Les scénarios actuellement proposés pour rendre compte des dynamiques propres à la seconde moitié du Paléolithique à l’échelle euro-méditerranéenne se fondent de manière générale sur une rupture chronologique opposant une relative unité culturelle à l’échelle continentale avant le Dernier Maximum Glaciaire (Gravettien) et une diversité de trajectoires culturelles après cet événement climatique. La pertinence de ces modèles repose cependant sur des données hétérogènes qui méritent d’être révisées et rediscutées.

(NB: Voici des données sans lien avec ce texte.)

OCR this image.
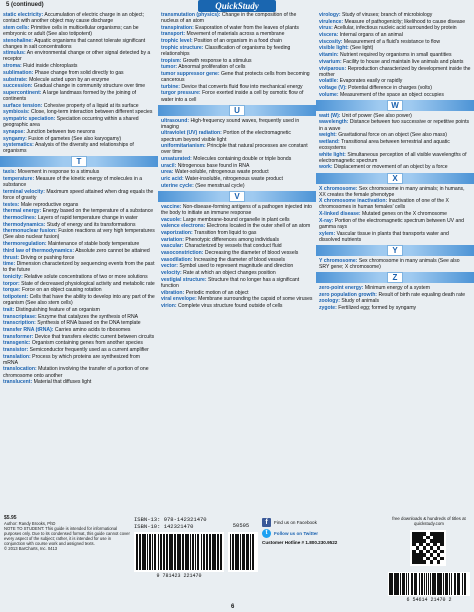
5 (continued)	QuickStudy
static electricity: Accumulation of electric charge in an object; contact with another object may cause discharge
stem cells: Primitive cells in multicellular organisms; can be embryonic or adult (See also totipotent)
stenohaline: Aquatic organisms that cannot tolerate significant changes in salt concentrations
stimulus: An environmental change or other signal detected by a receptor
stroma: Fluid inside chloroplasts
sublimation: Phase change from solid directly to gas
substrate: Molecule acted upon by an enzyme
succession: Gradual change in community structure over time
supercontinent: A large landmass formed by the joining of continents
surface tension: Cohesive property of a liquid at its surface
symbiosis: Close, long-term interaction between different species
sympatric speciation: Speciation occurring within a shared geographic area
synapse: Junction between two neurons
syngamy: Fusion of gametes (See also karyogamy)
systematics: Analysis of the diversity and relationships of organisms
T
taxis: Movement in response to a stimulus
temperature: Measure of the kinetic energy of molecules in a substance
terminal velocity: Maximum speed attained when drag equals the force of gravity
testes: Male reproductive organs
thermal energy: Energy based on the temperature of a substance
thermoclines: Layers of rapid temperature change in water
thermodynamics: Study of energy and its transformations
thermonuclear fusion: Fusion reactions at very high temperatures (See also nuclear fusion)
thermoregulation: Maintenance of stable body temperature
third law of thermodynamics: Absolute zero cannot be attained
thrust: Driving or pushing force
time: Dimension characterized by sequencing events from the past to the future
tonicity: Relative solute concentrations of two or more solutions
torpor: State of decreased physiological activity and metabolic rate
torque: Force on an object causing rotation
totipotent: Cells that have the ability to develop into any part of the organism (See also stem cells)
trait: Distinguishing feature of an organism
transcriptase: Enzyme that catalyzes the synthesis of RNA
transcription: Synthesis of RNA based on the DNA template
transfer RNA (tRNA): Carries amino acids to ribosomes
transformer: Device that transfers electric current between circuits
transgenic: Organism containing genes from another species
transistor: Semiconductor frequently used as a current amplifier
translation: Process by which proteins are synthesized from mRNA
translocation: Mutation involving the transfer of a portion of one chromosome onto another
translucent: Material that diffuses light
transmutation (physics): Change in the composition of the nucleus of an atom
transpiration: Evaporation of water from the leaves of plants
transport: Movement of materials across a membrane
trophic level: Position of an organism in a food chain
trophic structure: Classification of organisms by feeding relationships
tropism: Growth response to a stimulus
tumor: Abnormal proliferation of cells
tumor suppressor gene: Gene that protects cells from becoming cancerous
turbine: Device that converts fluid flow into mechanical energy
turgor pressure: Force exerted inside a cell by osmotic flow of water into a cell
U
ultrasound: High-frequency sound waves, frequently used in imaging
ultraviolet (UV) radiation: Portion of the electromagnetic spectrum beyond visible light
uniformitarianism: Principle that natural processes are constant over time
unsaturated: Molecules containing double or triple bonds
uracil: Nitrogenous base found in RNA
urea: Water-soluble, nitrogenous waste product
uric acid: Water-insoluble, nitrogenous waste product
uterine cycle: (See menstrual cycle)
V
vaccine: Non-disease-forming antigens of a pathogen injected into the body to initiate an immune response
vacuole: Large membrane-bound organelle in plant cells
valence electrons: Electrons located in the outer shell of an atom
vaporization: Transition from liquid to gas
variation: Phenotypic differences among individuals
vascular: Characterized by vessels that conduct fluid
vasoconstriction: Decreasing the diameter of blood vessels
vasodilation: Increasing the diameter of blood vessels
vector: Symbol used to represent magnitude and direction
velocity: Rate at which an object changes position
vestigial structure: Structure that no longer has a significant function
vibration: Periodic motion of an object
viral envelope: Membrane surrounding the capsid of some viruses
virion: Complete virus structure found outside of cells
virology: Study of viruses; branch of microbiology
virulence: Measure of pathogenicity; likelihood to cause disease
virus: Acellular, infectious nucleic acid surrounded by protein
viscera: Internal organs of an animal
viscosity: Measurement of a fluid's resistance to flow
visible light: (See light)
vitamin: Nutrient required by organisms in small quantities
vivarium: Facility to house and maintain live animals and plants
viviparous: Reproduction characterized by development inside the mother
volatile: Evaporates easily or rapidly
voltage (V): Potential difference in charges (volts)
volume: Measurement of the space an object occupies
W
watt (W): Unit of power (See also power)
wavelength: Distance between two successive or repetitive points in a wave
weight: Gravitational force on an object (See also mass)
wetland: Transitional area between terrestrial and aquatic ecosystems
white light: Simultaneous perception of all visible wavelengths of electromagnetic spectrum
work: Displacement or movement of an object by a force
X
X chromosome: Sex chromosome in many animals; in humans, XX creates the female phenotype
X chromosome inactivation: Inactivation of one of the X chromosomes in human females' cells
X-linked disease: Mutated genes on the X chromosome
X-ray: Portion of the electromagnetic spectrum between UV and gamma rays
xylem: Vascular tissue in plants that transports water and dissolved nutrients
Y
Y chromosome: Sex chromosome in many animals (See also SRY gene; X chromosome)
Z
zero-point energy: Minimum energy of a system
zero population growth: Result of birth rate equaling death rate
zoology: Study of animals
zygote: Fertilized egg; formed by syngamy
$5.95
Author: Randy Brooks, PhD
NOTE TO STUDENT: This guide is intended for informational purposes only. Due to its condensed format, this guide cannot cover every aspect of the subject; rather, it is intended for use in conjunction with course work and assigned texts.
© 2013 BarCharts, Inc. 0413
ISBN-13: 978-142321470
ISBN-10: 142321470
9 781423 221470
50595	f	Find us on Facebook
t	Follow us on Twitter
Customer Hotline # 1.800.230.9522
free downloads & hundreds of titles at quickstudy.com
6 54614 21470 2
6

La réalité de l’unité du Gravettien à large échelle est un des postulats principaux dans la constitution de ces scénarios et cette hypothèse mérite donc d’être solidement éprouvée. Dans ce contexte, le Sud-est de la France acquiert une importance majeure pour deux raisons essentielles. D’abord parce que cette région se situe à l’interface de deux des grands domaines culturels définis dans la période qui suit le Gravettien. Ensuite, parce que le Gravettien du Sud-est de la France souffre d’un retard en terme de description, de compréhension et de sériation qui limite drastiquement son insertion dans les scénarios à grande échelle.

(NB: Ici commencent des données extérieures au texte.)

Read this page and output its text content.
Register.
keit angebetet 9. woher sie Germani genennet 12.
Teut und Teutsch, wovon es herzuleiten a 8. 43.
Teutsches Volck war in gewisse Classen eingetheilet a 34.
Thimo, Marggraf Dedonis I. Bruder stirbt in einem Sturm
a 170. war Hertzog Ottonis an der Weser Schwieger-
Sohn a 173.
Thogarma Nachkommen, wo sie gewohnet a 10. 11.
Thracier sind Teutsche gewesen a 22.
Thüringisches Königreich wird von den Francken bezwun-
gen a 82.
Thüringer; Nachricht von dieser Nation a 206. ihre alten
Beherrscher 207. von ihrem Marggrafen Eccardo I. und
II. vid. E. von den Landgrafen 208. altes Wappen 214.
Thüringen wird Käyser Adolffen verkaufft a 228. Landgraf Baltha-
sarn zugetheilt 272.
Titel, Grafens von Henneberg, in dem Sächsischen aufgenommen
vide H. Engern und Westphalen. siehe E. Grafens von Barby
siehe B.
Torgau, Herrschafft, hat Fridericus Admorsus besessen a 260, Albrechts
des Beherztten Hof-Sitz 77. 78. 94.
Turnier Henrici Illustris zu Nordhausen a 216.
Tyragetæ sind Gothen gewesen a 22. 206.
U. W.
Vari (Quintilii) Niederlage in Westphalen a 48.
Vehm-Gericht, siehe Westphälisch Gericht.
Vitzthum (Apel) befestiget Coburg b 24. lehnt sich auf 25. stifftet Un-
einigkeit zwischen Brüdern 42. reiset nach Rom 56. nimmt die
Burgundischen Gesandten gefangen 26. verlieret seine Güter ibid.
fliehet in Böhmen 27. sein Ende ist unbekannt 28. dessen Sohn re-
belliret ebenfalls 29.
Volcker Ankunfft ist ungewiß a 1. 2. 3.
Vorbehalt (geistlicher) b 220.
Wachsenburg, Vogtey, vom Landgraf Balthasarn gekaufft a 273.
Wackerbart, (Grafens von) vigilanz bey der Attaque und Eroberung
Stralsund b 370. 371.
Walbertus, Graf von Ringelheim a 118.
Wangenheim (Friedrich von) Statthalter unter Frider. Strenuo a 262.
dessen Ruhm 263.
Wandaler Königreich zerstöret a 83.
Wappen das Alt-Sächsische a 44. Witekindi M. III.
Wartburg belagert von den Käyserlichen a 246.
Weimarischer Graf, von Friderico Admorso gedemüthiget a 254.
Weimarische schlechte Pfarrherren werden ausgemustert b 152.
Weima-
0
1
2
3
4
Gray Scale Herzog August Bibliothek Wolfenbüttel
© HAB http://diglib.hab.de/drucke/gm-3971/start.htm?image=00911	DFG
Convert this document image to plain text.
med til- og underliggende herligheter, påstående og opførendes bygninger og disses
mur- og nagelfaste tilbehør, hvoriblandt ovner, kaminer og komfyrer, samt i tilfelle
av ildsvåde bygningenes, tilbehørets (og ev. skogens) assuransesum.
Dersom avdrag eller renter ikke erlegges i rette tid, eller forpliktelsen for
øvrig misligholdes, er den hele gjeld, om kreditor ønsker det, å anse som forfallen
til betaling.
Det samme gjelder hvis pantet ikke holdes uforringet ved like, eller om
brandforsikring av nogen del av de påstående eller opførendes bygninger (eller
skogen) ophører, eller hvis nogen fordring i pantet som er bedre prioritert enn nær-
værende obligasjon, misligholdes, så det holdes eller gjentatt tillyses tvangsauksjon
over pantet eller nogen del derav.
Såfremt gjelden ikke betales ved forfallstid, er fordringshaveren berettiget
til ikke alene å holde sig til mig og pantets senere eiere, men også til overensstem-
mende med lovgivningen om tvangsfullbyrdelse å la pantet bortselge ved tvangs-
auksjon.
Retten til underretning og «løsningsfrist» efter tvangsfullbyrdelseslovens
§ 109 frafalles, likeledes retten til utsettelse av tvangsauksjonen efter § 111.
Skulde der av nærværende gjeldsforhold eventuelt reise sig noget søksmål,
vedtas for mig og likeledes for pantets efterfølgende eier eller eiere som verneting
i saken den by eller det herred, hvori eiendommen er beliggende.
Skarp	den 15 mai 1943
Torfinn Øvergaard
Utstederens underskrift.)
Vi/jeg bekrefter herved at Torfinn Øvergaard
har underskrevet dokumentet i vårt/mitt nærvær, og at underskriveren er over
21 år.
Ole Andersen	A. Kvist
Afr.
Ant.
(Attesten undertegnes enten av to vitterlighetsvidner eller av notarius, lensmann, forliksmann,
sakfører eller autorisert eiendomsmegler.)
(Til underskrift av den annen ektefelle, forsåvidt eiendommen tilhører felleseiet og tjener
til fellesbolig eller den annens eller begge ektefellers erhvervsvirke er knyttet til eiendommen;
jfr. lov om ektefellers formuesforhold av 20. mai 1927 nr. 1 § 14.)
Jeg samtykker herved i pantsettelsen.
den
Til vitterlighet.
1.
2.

L’objectif de ce sujet de Master sera de contribuer au renouvellement des connaissances sur le Gravettien du Sud-est de la France par l’étude techno-économique d’un assemblage lithique issu de fouilles anciennes sur le site de La Verrière à Pougnadoresse dans le Gard. Dans le cadre du Master 1, un travail bibliographique doit permettre de réaliser un bilan sur les connaissances actuelles à propos du Gravettien du Sud-est de la France et des problématiques propres à ce contexte chronoculturel à la lueur des travaux récents ainsi qu’un premier survol techno-économique de la collection lithique permettant d’en évaluer le potentiel et de proposer un axe d’étude spécifique qui sera développé en M2. Le Master 2 permettra de réaliser l’étude techno-économique de l’assemblage en portant l’effort vers la pétroarchéologie, la technologie et/ou l’approche fonctionnelle en fonction des problématiques soulevées au cours du M1 et des souhaits de l’étudiant en terme de formation méthodologique.